An alternative would be the way I sort this problem out by myself. My Trekstor i.Beat organix isn't supported by Rockbox, hence I simply apply ReplayGain in track/radio mode during encoding. Unlike the option mentioned above the scanner actually modifies the waveform while applying the gain this way, making the volume change compatible to any available hardware player. Both foobar2000 and john33's OggDropXPd (download an appropriate SSE build from the linked site) are able to apply this change, the former does so by checking the ReplayGain option in its converter (the one with the warning that this change was irreversible, not the one which scans the files after encoding), OggDropXPd can use the ReplayGain tags of FLAC input files to scale the resulting Vorbis ones. Please note that this way of applying ReplayGain should only be used for files which are meant to be played back by hardware devices since there's no possibility to return to the original values.

I'd recommend you to simply rip your whole CD collection to a FLAC archive with ReplayGain tags being added to their Vorbis Comments, then you can choose to convert these files to Vorbis either by using foobar's converter or OggDropXPd with track/radio ReplayGain being irreversibly applied to them. Foobar's results will be a little more exact, because OggDropXPd uses the losslessly compressed files' ReplayGain tags as a base for the volume manipulation, which slightly differ from the ones of lossy files. My personal observations revealed that this difference usually constitutes a few tenths of a dB, hence it doesn't really matter in practice.

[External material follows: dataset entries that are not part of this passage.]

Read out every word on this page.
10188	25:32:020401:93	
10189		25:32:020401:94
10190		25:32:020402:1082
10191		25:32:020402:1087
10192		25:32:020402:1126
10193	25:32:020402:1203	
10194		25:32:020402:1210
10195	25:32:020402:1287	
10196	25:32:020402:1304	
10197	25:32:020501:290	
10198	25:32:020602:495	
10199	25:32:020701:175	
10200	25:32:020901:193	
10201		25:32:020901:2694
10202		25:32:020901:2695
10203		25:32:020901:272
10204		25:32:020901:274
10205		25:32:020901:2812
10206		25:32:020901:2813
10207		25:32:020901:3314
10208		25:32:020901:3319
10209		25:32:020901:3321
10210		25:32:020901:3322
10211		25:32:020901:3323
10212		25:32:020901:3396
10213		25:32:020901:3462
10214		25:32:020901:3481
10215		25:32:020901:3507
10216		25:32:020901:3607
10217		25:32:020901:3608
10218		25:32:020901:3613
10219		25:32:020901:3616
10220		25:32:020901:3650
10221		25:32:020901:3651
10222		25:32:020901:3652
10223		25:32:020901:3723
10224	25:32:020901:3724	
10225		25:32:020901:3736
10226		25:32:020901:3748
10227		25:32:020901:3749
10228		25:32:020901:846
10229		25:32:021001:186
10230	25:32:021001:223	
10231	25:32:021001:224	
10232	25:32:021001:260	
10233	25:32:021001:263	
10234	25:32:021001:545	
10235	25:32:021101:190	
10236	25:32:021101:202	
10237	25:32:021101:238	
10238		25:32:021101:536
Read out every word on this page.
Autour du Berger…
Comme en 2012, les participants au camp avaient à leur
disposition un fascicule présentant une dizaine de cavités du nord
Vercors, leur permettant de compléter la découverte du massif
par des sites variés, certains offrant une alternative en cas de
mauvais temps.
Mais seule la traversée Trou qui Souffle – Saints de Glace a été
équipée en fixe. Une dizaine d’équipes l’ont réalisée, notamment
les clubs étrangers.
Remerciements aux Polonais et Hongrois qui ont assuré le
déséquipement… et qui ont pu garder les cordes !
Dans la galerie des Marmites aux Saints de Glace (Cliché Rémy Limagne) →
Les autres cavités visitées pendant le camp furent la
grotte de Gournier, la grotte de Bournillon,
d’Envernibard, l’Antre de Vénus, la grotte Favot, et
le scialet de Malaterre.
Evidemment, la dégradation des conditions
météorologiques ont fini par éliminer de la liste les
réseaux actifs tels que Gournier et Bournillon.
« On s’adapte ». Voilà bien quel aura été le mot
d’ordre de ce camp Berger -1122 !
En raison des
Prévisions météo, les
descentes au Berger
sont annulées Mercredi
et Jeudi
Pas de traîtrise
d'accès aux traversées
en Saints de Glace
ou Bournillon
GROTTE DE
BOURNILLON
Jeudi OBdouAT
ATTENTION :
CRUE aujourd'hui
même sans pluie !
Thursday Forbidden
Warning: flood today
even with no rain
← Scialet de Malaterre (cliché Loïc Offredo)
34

Personally I'd recommend going for Rockbox, since it would allow you to create a Vorbis collection without applying any irreversible volume modifications to it, making it suitable for both PC and X5 playback. Foobar's ReplayGain scanner will do this job quickly and painlessly. If you preferred going for the alternative instead, do so as described above, without having to process the files using the mentioned WAV Volume Balancer first.